Molly Magill, Staff Writer

Oftentimes when I tell people what school I am attending next year, I am met with a generic smile with nothing behind it but vague confusion. Next year I will be attending University of Northern Iowa, and I am the only student from LHS going there. UNI is by no means a name-brand school; it doesn’t require an amazing ACT or GPA to get in, and not many people from LHS even apply in a given year.

For me, UNI is perfect. I will be majoring in elementary education, and UNI has a wonderful history as the Iowa Teachers College, allowing me to have endless opportunities to work in classrooms my freshman year, and even study abroad.

Going to a school populated with kids from LHS isn’t what bothered me about committing to a well-known school. For years, the most popular colleges were all I was exposed to, so that’s where I started my search. I quickly tore through those options, since I realized that big schools easily overwhelmed me and small schools felt stifling. Finding a mid-sized school in the Midwest was hard enough, but since my dad is in the Army, I receive in-state tuition at any public university in the U.S.; I narrowed my search further to include only public schools.

One day I came home and my mom had UNI’s webpage pulled up; I immediately reacted somewhere along the lines of “ew, Iowa,” but the more I looked into it, the more I liked it. I suppose it just goes to show that you can’t limit yourself based on what everyone else is doing.

I made my college decision over the summer. In fact, I was admitted to UNI on July 1, 2016,, and I was committed before school started in August. This was exactly what I wanted: to know where I was going before senior year even started. In the fall, I visited UNI for a second time and fell in love with the school all over again.

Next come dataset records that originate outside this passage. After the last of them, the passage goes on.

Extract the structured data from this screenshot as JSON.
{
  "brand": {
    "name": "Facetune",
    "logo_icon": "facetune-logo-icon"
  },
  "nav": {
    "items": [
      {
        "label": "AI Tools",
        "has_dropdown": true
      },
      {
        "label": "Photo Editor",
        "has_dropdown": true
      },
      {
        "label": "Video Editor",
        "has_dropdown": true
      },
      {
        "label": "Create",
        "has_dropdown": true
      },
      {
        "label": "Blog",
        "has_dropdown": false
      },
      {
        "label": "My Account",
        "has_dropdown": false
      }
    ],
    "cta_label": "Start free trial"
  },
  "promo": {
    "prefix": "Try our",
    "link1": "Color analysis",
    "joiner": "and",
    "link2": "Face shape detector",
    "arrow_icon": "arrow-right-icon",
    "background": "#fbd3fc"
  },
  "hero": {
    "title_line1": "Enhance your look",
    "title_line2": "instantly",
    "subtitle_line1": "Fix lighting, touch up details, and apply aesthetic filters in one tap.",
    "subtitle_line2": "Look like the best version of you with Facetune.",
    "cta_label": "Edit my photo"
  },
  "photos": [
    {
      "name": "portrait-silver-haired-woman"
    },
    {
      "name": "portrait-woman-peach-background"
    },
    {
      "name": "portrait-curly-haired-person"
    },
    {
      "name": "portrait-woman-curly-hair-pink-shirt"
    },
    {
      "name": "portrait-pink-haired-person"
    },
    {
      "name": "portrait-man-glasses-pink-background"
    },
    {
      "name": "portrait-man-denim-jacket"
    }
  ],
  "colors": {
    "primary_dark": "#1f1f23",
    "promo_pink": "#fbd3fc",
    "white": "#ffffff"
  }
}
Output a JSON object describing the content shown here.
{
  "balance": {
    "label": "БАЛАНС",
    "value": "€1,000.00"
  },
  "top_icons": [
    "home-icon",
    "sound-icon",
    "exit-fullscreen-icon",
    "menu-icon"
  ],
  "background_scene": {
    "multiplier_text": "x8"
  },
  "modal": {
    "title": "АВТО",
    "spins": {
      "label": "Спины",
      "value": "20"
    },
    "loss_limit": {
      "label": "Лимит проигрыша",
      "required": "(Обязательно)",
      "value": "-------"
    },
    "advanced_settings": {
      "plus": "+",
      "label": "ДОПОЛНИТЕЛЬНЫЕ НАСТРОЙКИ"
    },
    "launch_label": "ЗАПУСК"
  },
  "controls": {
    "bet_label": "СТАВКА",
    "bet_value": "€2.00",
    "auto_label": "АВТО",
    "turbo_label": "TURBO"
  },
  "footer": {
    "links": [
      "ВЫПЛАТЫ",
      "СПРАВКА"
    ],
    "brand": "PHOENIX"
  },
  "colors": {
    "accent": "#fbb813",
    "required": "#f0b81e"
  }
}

Too many students at LHS feel pressured to apply to schools with prestigious names that cost a small fortune in tuition alone, but that path isn’t right for everyone. It’s too much to expect that all 500 or so graduates in the senior class want to pursue the same type of education at the same type of school and graduate with the same type of degree. We are all from the same place, yes, but we are not all the same person.

I am proud of the fact that I will be the only LHS alumni attending UNI. I love the school, and I believe that more LHS students should look at schools that aren’t “name-brand” and that don’t receive dozens of LHS applications a year. Although these schools may not be what LHS sees as an ideal school, the important thing is to find a school that is ideal for the individual.